I also am trying something out. With my plant on the right side I am keeping it in the small container it came in and put coco fiber all around it. Hopefully it will make it.

Back to the T. It turned out to be 8 inches and she is mean as crap! I got the tongs and pulled on the paper napkins to encourage her out into the enclosure and she bite the paper towels for like a minute! Then she raised up into a threat posture and slapped the paper towels. I tried to measure her threat posture since she left it up for a while. Her posture was about 4 inches and her fangs looked to be around half of an inch. I left her alone and this morning I threw in a large dubia and she took it down quick with ease! Good sign!

Anyway just wanted to give everyone an update...

And yes the enclosure is locked and my high schoolers know to look and not tap or touch! Half of them won't get near my tarantulas. I have added 1 kid to the hobby since I put them in my room! pretty cool!

Here is a pic of her in the enclosure.

As a point of reference the pebbles are 1.5 to 2 inches a piece!

T. Stirmi.JPG
 
Last edited:

sw18x

Arachnopeon
Joined
Oct 4, 2013
Messages
8
I'm in the same boat as a school teacher with a cold room I can't control - more like the 60s in the winter though!

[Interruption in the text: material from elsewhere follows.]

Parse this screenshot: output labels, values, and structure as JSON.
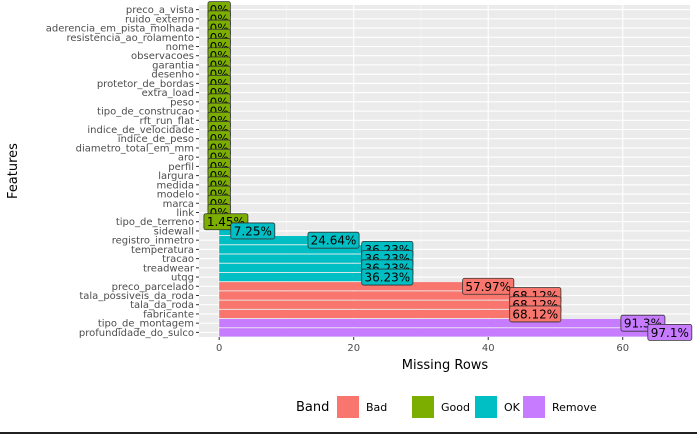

So I know all the criticisms of a heating pad, but what about a bottom pad for an arboreal species? They wouldn't be burrowing so it would be very unlikely to come in contact with the pad, and the heat would rise straight up to warm the air in the enclosure. What's your opinion?

Nice looking enclosure!
 

BioTeach

Arachnopeon
Joined
Jul 14, 2010
Messages
33
I wouldn't bother with supplemental heating unless the room was below sixty. I've had no problems with keeping mine at school where the temperature can drop into the low to mid sixties during winter and not get above the low seventies until late spring. They still eat, molt, and move about.